Posts Tagged ‘Depression’

Taking Control Of My Life Back

Case In Point

I’m getting my stubbornness up. I don’t often do so, since it ends up rather like a bull in a china shop when it happens, and something always ends up broken at the end. Yes I’m a Taurus. But I feel this situation calls for it, and large helpings of it. Frankly, there are several things that need to be broken, so it’s time to bring the bull out.

I hate my life. Oh yes, I said it. I’m a single mother of a nine year old, broke, living on welfare, right next to my parent’s house, can’t pay my bills half the time, get no child support from the Idiot…frankly I’m pretty sure this is my definition of HELL. Toss in a whole host of medical problems: fibromyalgia, chronic fatigue syndrome, herniated disc in lower back, anxiety (ya THINK?), depression (gee, wonder why), chronic headaches – including compression headaches which are in my eyes the worst thing on the planet – and you have yourself one hot mess.

I’m so done with it. I want what I want and by the gods I’m going to get it. And if it kills me, do you really think I care? I’m tired of whining, even with cause. It’s time for me to pull up that good ole family fortitude, bring in the bull and get this party started. I need control of my life, and I’m the only one who can do it. The only one who can get the things done that need to be done, the only one who really has any say in pretty much everything. I’m it. The buck stops here. Pick your favorite expression.

So, even if I have to be hopped up on pain meds and coffee, I’m charging. Feel free to smack me around if you catch me whining, redirect me, or otherwise beat the hell out of me. I’m a tough broad, I can take it. It’s on Universe, it is fucking ON!

 

Trying To Do It All

Photo credit: PromMafia

Trying to do it all when your body doesn’t want to cooperate makes an uphill battle even steeper. I’ve always wanted to be the traditional housewife and mother – the husband works, and my job is to take care of the kids and the house. I’m very old-fashioned in that way, and trying to fit that into the modern world. Except there is one problem with this: I’m a single mother. Have been for years – seven to be exact, if you don’t count the father’s early “noninvolvement.” This means I have to do it all. Yup, I’m chief cook, housekeeper, dish washer, and I have to somehow bring home income to support us with.

I also have several health issues. I have a herniated disc in my lower back, mild scoliosis, fibromyalgia, chronic fatigue syndrome, depression, anxiety, chronic headaches – gods only know what else. These combined make doing much of anything very difficult, and on high pain days nearly impossible. But I have to keep going, since there is no one I can turn to for help – at least physically.

I’m a type A++ personality, which makes this even more difficult.

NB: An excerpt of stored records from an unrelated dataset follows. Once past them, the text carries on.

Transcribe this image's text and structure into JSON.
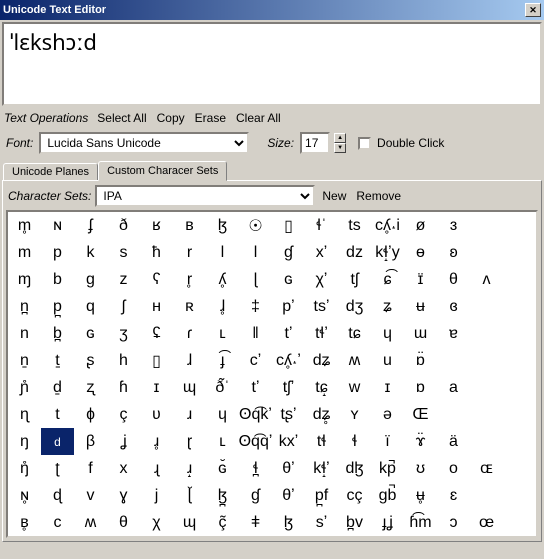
{
  "title": "Unicode Text Editor",
  "editor_text": "ˈlɛkshɔːd",
  "ops": {
    "label": "Text Operations",
    "select_all": "Select All",
    "copy": "Copy",
    "erase": "Erase",
    "clear_all": "Clear All"
  },
  "font": {
    "label": "Font:",
    "value": "Lucida Sans Unicode"
  },
  "size": {
    "label": "Size:",
    "value": "17"
  },
  "double_click": "Double Click",
  "tabs": {
    "planes": "Unicode Planes",
    "custom": "Custom Characer Sets"
  },
  "sets": {
    "label": "Character Sets:",
    "value": "IPA",
    "new": "New",
    "remove": "Remove"
  },
  "selected_cell": "d",
  "chart_data": {
    "type": "table",
    "title": "IPA character palette",
    "rows": [
      [
        "m̥",
        "ɴ",
        "ʄ",
        "ð",
        "ʁ",
        "ʙ",
        "ɮ",
        "☉",
        "▯",
        "ɬˈ",
        "ts",
        "cʎ̥˔i",
        "ø",
        "ɜ"
      ],
      [
        "m",
        "p",
        "k",
        "s",
        "ħ",
        "r",
        "ǀ",
        "l",
        "ɠ",
        "xʼ",
        "dz",
        "kɬ̝ʼy",
        "ɵ",
        "ʚ"
      ],
      [
        "ɱ",
        "b",
        "ɡ",
        "z",
        "ʕ",
        "r̥",
        "ʎ̥",
        "ɭ",
        "ɢ",
        "χʼ",
        "tʃ",
        "ɕ͡",
        "ɪ̈",
        "θ",
        "ʌ"
      ],
      [
        "n̪",
        "p̪",
        "q",
        "ʃ",
        "ʜ",
        "ʀ",
        "ɺ̥",
        "‡",
        "pʼ",
        "tsʼ",
        "dʒ",
        "ʑ",
        "ʉ",
        "ɞ"
      ],
      [
        "n",
        "b̪",
        "ɢ",
        "ʒ",
        "ʢ",
        "ɾ",
        "ʟ",
        "‖",
        "tʼ",
        "tɬʼ",
        "tɕ",
        "ɥ",
        "ɯ",
        "ɐ"
      ],
      [
        "ṉ",
        "ṯ",
        "ʂ",
        "h",
        "▯",
        "ɺ",
        "ɟ͡",
        "cʼ",
        "cʎ̥˔ʼ",
        "dʑ",
        "ʍ",
        "u",
        "ɒ̈"
      ],
      [
        "ɲ̊",
        "ḏ",
        "ʐ",
        "ɦ",
        "ɪ",
        "ɰ",
        "ð̃ˈ",
        "tʼ",
        "tʃʼ",
        "tɕ̝",
        "w",
        "ɪ",
        "ɒ",
        "a"
      ],
      [
        "ɳ",
        "t",
        "ɸ",
        "ç",
        "ʋ",
        "ɹ",
        "ɥ",
        "ʘq͡kʼ",
        "tʂʼ",
        "dʑ̥",
        "ʏ",
        "ə",
        "Œ"
      ],
      [
        "ŋ",
        "d",
        "β",
        "ʝ",
        "ɹ̥",
        "ɽ",
        "ʟ",
        "ʘq͡qʼ",
        "kxʼ",
        "tɬ",
        "ɬ",
        "ï",
        "ɤ̈",
        "ä"
      ],
      [
        "ŋ̊",
        "ʈ",
        "f",
        "x",
        "ɻ",
        "ɹ̝",
        "ɢ̆",
        "ɬ̪",
        "θʼ",
        "kɬ̝ʼ",
        "dɮ",
        "kp̚",
        "ʊ",
        "o",
        "ɶ"
      ],
      [
        "ɴ̥",
        "ɖ",
        "v",
        "ɣ",
        "j",
        "ɭ̆",
        "ɮ̪",
        "ɠ",
        "θʼ",
        "p̪f",
        "cç",
        "ɡb̚",
        "ʉ̥",
        "ɛ"
      ],
      [
        "ʙ̥",
        "c",
        "ʍ",
        "θ",
        "χ",
        "ɰ",
        "ç̃",
        "ǂ",
        "ɮ",
        "sʼ",
        "b̪v",
        "ɟʝ",
        "ɦ͡m",
        "ɔ",
        "œ"
      ]
    ]
  }
}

I’ve recently had to let go of my high expectations, I just can’t physically move mountains anymore. But that doesn’t mean I can’t move piles of dirt and rock until the mountain is gone. I have to take things slow, and I’ve found out that I need lots of support. Fortunately my writer friends on Twitter have been an amazing help. They’ve been very supportive, and I love them all. I can’t let my body dictate my life, or allow my circumstances to do so either. That doesn’t mean that I can push until I drop dead, but I can aim a little higher each day. I can do it all, I just need to do it in smaller chunks then I normally would. And that’s okay.

How have you tackled the issue of trying to do it all?